Uma corrida de rua mundial, com um objetivo nobre e uma participante para lá de especial. A Wings For Life World Run, que tem toda sua renda revertida para pesquisas sobre a cura da lesão na medula espinhal, terá, neste ano, a participação da ex-ginasta Laís Souza, uma das principais representantes da causa no Brasil. A corrida é disputada simultaneamente em diferentes países e, em sua quinta edição, terá o Rio de Janeiro como sede pela primeira vez.
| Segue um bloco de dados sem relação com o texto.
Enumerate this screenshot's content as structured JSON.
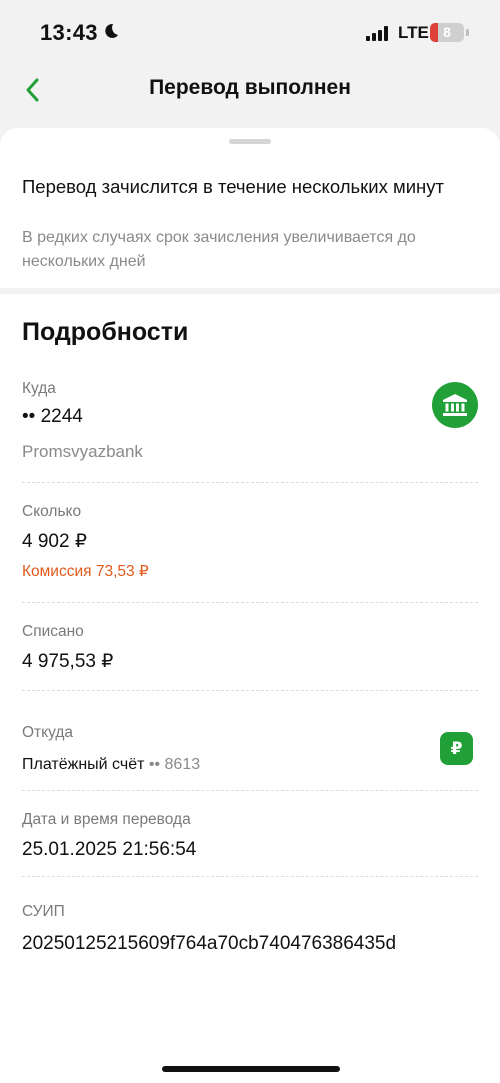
{
  "status_bar": {
    "time": "13:43",
    "network": "LTE",
    "battery": "8",
    "icons": [
      "moon-icon",
      "signal-icon",
      "battery-icon"
    ]
  },
  "nav": {
    "back_icon": "chevron-left-icon",
    "title": "Перевод выполнен"
  },
  "notice": {
    "title": "Перевод зачислится в течение нескольких минут",
    "subtitle": "В редких случаях срок зачисления увеличивается до нескольких дней"
  },
  "details": {
    "title": "Подробности",
    "to": {
      "label": "Куда",
      "card": "•• 2244",
      "bank": "Promsvyazbank",
      "icon": "bank-icon"
    },
    "amount": {
      "label": "Сколько",
      "value": "4 902 ₽",
      "commission": "Комиссия 73,53 ₽"
    },
    "debited": {
      "label": "Списано",
      "value": "4 975,53 ₽"
    },
    "from": {
      "label": "Откуда",
      "account_name": "Платёжный счёт",
      "account_mask": "•• 8613",
      "icon_text": "₽"
    },
    "datetime": {
      "label": "Дата и время перевода",
      "value": "25.01.2025 21:56:54"
    },
    "suip": {
      "label": "СУИП",
      "value": "20250125215609f764a70cb740476386435d"
    }
  },
  "colors": {
    "accent": "#21a038",
    "commission": "#e05a1c",
    "muted": "#8a8a8a"
  }
}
A cidade maravilhosa se junta a outras cidades de países como Áustria, Croácia, Suíça e Estados Unidos, que terão largada ao mesmo tempo no dia 6 de maio, às 8h (de Brasília), independentemente do fuso horário. “Acho superimportante todas as ações que incentivam causas que podem ajudar outras pessoas. Quanto mais pessoas se envolverem é ainda mais positivo”, ressalta a ex-atleta.
Wings for life world Run tem conceito inovador: a prova é conhecida por não ter uma linha de chegada fixa. Em vez disso, o chamado “Catcher Car” (carro perseguidor) larga 30 minutos depois dos competidores e vai aumentando de velocidade gradativamente, alcançando um por um. O último corredor a ser ultrapassado é o campeão.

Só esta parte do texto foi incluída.